Badajoz, y España, necesitan una nueva normativa que facilite la conversión de los locales en viviendas. Actualmente los planes urbanísticos representan una trampa infernal donde los trámites se convierten en un suplicio. Muchos propietarios e inquilinos de locales convertidos en viviendas sin los permisos oportunos se juegan multas desorbitadas por facilitar y promover algo tan normal como vivir en una morada digna. La burocracia en todo su esplendor se encarga de quitarles las ganas de normalizar la situación. Obviamente las transacciones se hacen sin contratos ni impuestos, lo que implica una precariedad manifiesta para propietarios e inquilinos, además de un quebranto para las arcas públicas municipales y estatales.

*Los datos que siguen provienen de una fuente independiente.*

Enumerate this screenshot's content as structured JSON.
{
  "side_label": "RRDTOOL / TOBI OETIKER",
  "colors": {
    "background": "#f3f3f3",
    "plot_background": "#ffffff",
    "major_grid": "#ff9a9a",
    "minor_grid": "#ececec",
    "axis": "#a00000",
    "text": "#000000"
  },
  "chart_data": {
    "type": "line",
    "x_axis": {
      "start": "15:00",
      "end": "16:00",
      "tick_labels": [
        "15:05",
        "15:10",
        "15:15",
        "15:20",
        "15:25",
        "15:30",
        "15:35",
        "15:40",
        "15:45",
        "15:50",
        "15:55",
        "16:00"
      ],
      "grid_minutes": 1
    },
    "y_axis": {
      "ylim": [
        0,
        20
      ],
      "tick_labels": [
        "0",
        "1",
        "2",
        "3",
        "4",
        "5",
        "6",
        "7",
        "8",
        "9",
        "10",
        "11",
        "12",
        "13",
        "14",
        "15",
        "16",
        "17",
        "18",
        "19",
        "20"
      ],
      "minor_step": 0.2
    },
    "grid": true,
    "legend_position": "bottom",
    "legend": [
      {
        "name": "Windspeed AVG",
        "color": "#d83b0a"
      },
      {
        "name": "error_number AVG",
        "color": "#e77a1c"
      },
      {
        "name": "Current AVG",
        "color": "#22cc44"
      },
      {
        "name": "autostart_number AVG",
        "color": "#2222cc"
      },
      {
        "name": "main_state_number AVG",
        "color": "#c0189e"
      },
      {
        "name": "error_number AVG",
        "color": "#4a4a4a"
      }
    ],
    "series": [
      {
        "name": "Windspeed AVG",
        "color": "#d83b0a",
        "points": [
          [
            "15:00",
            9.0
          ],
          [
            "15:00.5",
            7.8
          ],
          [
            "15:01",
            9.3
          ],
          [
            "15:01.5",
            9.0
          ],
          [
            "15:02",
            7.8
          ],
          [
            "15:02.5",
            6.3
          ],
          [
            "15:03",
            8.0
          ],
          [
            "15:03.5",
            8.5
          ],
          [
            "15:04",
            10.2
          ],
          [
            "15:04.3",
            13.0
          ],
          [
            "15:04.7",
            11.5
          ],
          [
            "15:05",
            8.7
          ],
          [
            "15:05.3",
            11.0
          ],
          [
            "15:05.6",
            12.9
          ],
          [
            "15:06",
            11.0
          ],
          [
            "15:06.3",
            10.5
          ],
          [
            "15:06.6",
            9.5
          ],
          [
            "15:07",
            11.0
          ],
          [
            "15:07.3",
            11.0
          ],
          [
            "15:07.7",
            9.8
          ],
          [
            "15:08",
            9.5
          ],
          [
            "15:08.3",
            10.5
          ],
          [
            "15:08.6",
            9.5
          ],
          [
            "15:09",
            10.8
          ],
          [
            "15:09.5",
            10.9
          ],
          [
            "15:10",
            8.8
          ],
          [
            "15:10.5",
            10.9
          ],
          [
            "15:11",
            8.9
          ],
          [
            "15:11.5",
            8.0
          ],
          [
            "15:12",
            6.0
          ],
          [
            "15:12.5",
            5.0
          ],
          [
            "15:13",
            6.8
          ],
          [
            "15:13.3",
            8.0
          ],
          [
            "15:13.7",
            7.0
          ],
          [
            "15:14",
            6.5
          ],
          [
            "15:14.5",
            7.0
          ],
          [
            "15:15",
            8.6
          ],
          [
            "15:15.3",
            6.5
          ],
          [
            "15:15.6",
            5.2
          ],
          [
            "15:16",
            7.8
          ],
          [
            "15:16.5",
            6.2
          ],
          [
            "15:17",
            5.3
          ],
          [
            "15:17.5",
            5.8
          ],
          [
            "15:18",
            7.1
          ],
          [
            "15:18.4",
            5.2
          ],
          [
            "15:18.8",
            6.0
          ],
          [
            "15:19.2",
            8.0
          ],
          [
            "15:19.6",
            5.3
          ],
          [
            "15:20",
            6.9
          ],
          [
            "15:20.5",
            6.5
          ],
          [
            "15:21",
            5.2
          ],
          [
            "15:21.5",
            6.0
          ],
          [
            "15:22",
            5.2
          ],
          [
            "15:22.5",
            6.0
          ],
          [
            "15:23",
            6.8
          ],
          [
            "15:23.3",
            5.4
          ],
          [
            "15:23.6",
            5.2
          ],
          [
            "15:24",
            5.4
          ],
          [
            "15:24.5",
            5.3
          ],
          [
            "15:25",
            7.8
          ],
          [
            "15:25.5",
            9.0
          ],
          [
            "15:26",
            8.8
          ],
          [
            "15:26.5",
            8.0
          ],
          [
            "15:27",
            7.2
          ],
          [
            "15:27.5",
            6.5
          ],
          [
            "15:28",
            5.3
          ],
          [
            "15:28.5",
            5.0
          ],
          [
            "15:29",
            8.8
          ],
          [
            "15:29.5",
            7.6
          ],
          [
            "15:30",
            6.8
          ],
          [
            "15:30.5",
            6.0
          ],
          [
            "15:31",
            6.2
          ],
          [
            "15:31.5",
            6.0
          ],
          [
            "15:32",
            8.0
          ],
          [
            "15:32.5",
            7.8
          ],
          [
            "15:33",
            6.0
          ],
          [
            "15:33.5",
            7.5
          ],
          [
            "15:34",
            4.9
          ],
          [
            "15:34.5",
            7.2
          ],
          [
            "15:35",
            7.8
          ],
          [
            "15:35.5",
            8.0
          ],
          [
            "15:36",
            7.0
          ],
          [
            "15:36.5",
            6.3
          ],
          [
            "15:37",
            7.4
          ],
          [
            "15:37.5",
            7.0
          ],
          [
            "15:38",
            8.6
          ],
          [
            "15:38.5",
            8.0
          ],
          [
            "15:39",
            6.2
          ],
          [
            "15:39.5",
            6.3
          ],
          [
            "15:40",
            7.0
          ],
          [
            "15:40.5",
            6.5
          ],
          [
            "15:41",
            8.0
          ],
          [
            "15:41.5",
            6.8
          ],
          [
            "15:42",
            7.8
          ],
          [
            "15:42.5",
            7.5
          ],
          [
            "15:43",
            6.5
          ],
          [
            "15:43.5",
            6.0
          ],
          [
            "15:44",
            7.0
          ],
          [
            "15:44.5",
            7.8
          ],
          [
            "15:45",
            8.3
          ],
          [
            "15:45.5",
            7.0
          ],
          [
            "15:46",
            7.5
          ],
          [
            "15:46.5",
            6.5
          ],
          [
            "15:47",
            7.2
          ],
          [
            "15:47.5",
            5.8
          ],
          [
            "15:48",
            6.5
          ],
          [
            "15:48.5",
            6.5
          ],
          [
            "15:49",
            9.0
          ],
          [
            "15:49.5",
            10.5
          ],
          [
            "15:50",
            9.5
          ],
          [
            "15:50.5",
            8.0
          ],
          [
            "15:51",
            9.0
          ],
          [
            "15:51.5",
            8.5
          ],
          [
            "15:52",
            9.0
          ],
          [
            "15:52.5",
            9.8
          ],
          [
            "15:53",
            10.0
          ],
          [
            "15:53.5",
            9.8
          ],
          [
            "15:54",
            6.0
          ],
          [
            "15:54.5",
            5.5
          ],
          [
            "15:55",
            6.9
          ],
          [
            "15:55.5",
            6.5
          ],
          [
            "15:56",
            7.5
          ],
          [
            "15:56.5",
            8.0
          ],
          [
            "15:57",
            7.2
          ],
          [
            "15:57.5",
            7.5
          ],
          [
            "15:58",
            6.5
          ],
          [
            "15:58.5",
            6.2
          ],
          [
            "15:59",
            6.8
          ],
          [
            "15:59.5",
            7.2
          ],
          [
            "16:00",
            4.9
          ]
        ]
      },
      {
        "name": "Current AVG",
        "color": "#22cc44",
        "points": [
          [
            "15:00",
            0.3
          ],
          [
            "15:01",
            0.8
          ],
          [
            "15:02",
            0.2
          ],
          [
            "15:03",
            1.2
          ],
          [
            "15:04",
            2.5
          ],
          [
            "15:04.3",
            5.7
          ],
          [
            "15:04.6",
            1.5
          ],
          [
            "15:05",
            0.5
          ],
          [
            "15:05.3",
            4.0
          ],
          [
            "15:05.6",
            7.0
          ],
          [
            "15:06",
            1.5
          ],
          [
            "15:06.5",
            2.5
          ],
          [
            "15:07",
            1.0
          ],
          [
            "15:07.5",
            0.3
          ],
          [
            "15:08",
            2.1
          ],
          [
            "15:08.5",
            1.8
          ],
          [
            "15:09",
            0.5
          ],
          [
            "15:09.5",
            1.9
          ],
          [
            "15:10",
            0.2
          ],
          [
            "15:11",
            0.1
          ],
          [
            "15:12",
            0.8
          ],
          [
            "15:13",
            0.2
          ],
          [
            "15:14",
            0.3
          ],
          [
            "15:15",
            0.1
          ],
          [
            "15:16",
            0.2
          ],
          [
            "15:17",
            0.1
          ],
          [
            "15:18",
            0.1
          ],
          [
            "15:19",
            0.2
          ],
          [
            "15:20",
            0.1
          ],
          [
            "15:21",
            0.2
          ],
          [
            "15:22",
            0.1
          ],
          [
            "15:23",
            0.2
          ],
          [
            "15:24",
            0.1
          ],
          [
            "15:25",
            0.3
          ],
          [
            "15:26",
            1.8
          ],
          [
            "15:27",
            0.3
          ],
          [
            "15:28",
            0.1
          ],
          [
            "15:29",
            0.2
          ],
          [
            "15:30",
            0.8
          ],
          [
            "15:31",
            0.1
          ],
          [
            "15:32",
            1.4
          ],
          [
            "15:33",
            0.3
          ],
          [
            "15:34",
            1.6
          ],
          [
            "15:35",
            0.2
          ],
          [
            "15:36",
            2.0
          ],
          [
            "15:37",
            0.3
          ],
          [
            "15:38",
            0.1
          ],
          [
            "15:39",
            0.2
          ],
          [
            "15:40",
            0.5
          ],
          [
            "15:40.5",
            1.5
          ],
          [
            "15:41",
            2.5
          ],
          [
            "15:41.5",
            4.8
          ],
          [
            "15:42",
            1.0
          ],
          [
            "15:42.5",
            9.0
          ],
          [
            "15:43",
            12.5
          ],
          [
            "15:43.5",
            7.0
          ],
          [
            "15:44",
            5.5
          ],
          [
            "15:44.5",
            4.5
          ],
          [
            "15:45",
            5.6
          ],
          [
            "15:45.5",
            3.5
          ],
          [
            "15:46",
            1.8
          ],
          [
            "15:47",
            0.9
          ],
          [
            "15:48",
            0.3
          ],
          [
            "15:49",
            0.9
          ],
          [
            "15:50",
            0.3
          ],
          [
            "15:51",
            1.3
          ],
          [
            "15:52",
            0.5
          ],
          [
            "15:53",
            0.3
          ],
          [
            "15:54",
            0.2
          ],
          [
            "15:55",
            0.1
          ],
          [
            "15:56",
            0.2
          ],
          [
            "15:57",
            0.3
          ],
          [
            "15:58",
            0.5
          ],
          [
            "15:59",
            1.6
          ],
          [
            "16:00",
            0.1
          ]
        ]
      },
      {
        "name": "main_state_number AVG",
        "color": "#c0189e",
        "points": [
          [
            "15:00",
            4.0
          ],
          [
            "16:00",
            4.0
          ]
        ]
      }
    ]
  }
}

Hace 25 años en Badajoz hubo un plan para rehabilitar y dinamizar el Casco Antiguo con fondos de la Unión Europea. Fue un sonoro fracaso, a los pocos meses la inmensa mayoría de los nuevos pequeños negocios habían cerrado. Tantos lustros después, el Casco Antiguo sigue sin levantar cabeza. La conversión de los múltiples locales en viviendas sería una opción a medio plazo para revertir la situación y llenar las históricas calles con nueva savia encarnadas en jóvenes y críos.

Desde la política, desde las administraciones, se deben encontrar formas para mejorar la calidad de vida de los ciudadanos, y al mismo tiempo fomentar vías que faciliten el presente y el futuro de los núcleos urbanos viablemente.

Todo un reto que hay que abordar con imaginación y férrea voluntad corporativa. Un reto urgente!